Brazilian turkey meat exports increased by 5.9 percent to 132,900 tons in 2015, according to the Brazilian Association of Animal Protein (ABPA). Revenue from these exports, however, declined by 13.2 percent from 2014 to US$288.2 million.

For the month of December 2015, Brazil shipped 1 percent less turkey meat than the same period of 2014 – 10,600 tons – worth US$20.9 million, which is 23.3 percent less than 12 months previously.

“Turkey meat shipments returned to record highs in 2015,thanks in particular to the good performance recorded by the sector between the months of April and August last year,” commented Francisco Turra, chief executive of ABPA.

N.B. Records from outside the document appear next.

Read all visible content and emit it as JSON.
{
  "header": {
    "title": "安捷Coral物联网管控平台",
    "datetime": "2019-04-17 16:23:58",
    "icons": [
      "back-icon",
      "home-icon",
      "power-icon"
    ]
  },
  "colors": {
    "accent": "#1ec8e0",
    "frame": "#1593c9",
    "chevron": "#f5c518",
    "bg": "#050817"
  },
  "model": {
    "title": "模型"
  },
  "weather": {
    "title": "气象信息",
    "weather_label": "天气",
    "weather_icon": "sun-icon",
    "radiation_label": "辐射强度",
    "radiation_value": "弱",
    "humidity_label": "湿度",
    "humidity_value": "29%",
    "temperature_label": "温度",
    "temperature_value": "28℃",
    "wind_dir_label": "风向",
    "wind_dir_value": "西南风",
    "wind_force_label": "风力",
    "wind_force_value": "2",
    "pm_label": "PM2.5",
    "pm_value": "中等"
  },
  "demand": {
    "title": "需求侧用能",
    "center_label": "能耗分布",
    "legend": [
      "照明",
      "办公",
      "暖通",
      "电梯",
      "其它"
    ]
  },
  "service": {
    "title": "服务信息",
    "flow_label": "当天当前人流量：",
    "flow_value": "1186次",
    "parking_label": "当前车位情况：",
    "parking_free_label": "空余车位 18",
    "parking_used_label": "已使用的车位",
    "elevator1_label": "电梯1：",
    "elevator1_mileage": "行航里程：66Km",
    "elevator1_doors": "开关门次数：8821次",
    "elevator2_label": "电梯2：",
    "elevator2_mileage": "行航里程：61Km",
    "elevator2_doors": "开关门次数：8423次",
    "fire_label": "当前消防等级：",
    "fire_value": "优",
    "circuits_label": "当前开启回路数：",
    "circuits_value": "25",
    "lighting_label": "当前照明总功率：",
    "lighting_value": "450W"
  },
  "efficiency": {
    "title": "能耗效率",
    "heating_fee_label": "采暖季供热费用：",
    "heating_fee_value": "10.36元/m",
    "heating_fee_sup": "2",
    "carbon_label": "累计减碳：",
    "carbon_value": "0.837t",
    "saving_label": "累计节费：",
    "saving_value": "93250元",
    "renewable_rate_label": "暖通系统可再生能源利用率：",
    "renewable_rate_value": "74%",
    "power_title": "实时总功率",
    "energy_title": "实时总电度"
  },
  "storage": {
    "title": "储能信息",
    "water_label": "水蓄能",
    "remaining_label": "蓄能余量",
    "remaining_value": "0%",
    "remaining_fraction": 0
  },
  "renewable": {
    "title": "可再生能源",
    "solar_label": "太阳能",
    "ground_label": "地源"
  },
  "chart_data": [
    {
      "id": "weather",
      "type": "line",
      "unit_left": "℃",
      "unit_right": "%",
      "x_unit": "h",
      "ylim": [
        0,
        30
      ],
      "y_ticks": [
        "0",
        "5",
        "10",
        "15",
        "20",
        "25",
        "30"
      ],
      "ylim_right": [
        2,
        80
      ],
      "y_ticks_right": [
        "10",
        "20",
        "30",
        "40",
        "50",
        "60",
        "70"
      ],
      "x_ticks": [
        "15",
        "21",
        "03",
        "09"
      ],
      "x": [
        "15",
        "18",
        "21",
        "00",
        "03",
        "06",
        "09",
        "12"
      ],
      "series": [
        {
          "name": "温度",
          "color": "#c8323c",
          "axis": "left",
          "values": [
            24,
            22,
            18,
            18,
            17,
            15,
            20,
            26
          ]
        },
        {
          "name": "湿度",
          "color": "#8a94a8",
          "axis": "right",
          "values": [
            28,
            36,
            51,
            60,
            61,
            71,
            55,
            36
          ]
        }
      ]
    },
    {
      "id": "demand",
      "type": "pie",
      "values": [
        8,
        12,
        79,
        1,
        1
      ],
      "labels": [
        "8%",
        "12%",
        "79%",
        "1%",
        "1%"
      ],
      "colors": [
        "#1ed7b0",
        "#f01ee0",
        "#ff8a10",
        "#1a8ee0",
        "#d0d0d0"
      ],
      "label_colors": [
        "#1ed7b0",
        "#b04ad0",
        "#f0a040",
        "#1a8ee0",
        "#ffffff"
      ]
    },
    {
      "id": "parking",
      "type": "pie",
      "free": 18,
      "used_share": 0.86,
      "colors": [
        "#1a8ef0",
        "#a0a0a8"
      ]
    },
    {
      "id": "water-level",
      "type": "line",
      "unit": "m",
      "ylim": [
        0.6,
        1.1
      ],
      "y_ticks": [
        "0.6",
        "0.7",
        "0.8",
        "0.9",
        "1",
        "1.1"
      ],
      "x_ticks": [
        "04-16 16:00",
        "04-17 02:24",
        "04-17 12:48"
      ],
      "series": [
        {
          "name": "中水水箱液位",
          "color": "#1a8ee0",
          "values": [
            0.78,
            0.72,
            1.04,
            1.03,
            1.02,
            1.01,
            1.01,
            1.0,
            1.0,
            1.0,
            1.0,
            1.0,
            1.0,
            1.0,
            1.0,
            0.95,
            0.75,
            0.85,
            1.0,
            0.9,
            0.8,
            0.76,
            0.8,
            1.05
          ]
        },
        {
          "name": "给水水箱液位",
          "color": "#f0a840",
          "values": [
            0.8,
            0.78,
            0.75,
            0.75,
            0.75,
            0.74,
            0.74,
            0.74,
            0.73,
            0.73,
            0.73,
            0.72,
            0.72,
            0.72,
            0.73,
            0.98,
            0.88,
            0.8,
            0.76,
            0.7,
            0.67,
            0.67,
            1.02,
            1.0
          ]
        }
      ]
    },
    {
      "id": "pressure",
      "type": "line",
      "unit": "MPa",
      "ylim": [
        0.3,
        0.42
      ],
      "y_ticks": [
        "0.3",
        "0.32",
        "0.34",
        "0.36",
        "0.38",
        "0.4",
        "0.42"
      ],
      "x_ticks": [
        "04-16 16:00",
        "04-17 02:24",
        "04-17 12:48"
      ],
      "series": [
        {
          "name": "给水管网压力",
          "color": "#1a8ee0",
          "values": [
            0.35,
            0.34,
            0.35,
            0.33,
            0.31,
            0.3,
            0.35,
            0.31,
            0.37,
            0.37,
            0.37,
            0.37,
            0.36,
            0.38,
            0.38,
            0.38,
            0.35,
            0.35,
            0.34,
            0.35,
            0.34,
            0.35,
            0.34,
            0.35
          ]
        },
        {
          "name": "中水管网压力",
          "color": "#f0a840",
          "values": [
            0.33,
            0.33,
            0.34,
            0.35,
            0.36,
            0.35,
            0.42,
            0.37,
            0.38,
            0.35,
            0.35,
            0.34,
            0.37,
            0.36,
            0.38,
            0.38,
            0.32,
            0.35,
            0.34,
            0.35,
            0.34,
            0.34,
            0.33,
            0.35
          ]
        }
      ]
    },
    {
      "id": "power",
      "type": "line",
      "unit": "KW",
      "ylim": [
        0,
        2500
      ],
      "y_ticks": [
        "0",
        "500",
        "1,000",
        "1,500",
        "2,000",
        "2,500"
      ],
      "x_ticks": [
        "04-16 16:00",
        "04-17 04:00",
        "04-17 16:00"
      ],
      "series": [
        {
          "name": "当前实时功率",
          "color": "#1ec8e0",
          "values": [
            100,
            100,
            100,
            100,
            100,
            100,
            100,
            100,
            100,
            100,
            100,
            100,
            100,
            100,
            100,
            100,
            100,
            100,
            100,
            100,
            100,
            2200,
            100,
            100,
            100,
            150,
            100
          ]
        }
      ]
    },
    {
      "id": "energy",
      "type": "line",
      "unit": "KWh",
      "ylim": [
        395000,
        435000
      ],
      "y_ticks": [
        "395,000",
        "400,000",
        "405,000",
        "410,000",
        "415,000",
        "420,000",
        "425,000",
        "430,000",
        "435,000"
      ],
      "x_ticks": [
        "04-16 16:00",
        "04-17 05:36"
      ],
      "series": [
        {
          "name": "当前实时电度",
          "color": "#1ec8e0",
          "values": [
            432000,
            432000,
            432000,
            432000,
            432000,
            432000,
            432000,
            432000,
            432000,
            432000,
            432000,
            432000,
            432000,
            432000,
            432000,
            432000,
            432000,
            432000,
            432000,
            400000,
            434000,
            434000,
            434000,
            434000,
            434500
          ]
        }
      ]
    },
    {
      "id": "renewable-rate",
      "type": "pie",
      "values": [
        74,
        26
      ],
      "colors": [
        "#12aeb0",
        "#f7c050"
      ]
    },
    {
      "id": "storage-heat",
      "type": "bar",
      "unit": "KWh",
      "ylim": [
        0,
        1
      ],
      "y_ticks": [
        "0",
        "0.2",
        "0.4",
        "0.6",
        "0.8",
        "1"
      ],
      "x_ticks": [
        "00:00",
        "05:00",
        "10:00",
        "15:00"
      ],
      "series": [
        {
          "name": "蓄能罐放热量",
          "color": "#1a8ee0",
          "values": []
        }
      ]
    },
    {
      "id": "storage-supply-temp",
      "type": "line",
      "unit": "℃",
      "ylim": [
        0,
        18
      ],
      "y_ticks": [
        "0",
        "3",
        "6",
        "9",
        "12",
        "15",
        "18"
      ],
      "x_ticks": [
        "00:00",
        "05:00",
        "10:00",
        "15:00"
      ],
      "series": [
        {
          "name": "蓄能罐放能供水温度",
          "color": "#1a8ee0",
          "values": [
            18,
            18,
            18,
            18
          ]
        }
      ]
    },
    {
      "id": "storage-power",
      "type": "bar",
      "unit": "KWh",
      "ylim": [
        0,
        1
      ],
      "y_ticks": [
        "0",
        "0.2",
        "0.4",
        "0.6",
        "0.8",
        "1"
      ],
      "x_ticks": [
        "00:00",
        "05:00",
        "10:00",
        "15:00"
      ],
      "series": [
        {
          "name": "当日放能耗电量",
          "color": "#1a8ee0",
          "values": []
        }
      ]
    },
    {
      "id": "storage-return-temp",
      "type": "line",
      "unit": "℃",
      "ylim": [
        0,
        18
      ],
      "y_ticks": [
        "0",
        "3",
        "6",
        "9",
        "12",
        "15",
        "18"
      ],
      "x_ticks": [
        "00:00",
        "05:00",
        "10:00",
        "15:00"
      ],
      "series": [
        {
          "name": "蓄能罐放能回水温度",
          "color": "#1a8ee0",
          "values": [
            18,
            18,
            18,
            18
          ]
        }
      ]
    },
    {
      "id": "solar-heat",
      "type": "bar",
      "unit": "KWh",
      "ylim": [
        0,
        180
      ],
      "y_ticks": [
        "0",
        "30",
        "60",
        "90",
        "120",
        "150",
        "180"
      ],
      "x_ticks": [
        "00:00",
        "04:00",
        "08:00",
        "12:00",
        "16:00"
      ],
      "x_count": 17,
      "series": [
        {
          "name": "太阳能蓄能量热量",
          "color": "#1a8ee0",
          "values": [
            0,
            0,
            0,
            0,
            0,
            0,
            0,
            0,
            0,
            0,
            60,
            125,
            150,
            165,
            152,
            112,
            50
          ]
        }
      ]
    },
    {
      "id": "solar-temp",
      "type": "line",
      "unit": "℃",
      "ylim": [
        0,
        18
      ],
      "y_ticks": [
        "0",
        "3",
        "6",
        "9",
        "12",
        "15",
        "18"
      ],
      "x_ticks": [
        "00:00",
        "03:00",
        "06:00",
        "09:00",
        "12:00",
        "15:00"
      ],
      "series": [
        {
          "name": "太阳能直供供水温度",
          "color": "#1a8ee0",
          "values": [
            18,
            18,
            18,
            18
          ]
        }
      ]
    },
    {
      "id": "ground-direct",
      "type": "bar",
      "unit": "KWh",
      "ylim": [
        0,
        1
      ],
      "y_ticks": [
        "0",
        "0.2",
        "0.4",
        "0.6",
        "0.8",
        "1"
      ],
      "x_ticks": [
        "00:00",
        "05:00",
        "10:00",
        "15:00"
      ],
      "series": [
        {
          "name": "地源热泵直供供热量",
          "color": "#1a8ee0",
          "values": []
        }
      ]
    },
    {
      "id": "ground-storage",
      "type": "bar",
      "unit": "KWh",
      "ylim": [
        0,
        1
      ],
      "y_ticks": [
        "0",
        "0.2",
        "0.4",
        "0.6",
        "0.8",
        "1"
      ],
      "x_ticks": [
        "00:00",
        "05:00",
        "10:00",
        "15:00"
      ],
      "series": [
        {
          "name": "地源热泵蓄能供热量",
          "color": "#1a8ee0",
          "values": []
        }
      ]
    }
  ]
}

Top destination for Brazilian turkey meat last year was the European Union, which imported 57,100 tons of the product, 10 percent more than in 2014. Meanwhile, 49,400 tons was sent to Africa, around 6 percent less than the previous year. Other countries in the Americas imported15,100tons(down 38 per cent). Europe outside the European Union took 7,100 tons (+29 percent), the Middle East 3.7 tons(-16 percent) and Asia 313 tons (-25 per cent).

Most popular among the turkey products exported by Brazil are parts, which amounted to 83,400 tons, 5.2 percent more than in the previous year. Processed products increased 7.4 percent to 49,400 tons, and whole birds were down by 72 percent at 64 tons.

Costs of production in Brazil set to rise

ABPA has warned of likely future rises in the costs of production of poultry and pigs in Brazil in future.

According to Turra, the cause is rising prices of corn and soybeans in those regions where the poultry and pigs are concentrated despite plentiful supplies in the Midwest.

“The first harvest is insufficient to meet domestic demand, especially with the strong exports,” Turra explained. “As a result, the materials are in short supply, and the costs of transporting further supplies to the poultry- and-pig producing areas are prohibitive.”

Everything depends on the second crop, he said, adding a warning that the industry may have to take drastic action to support continued production.

“We would be forced to import corn from Paraguay and Argentina, where there is only a limited surplus.”

According to Turra, Brazil’s poultry and pig producers are already having to bear rising costs of labor,energy and fuel.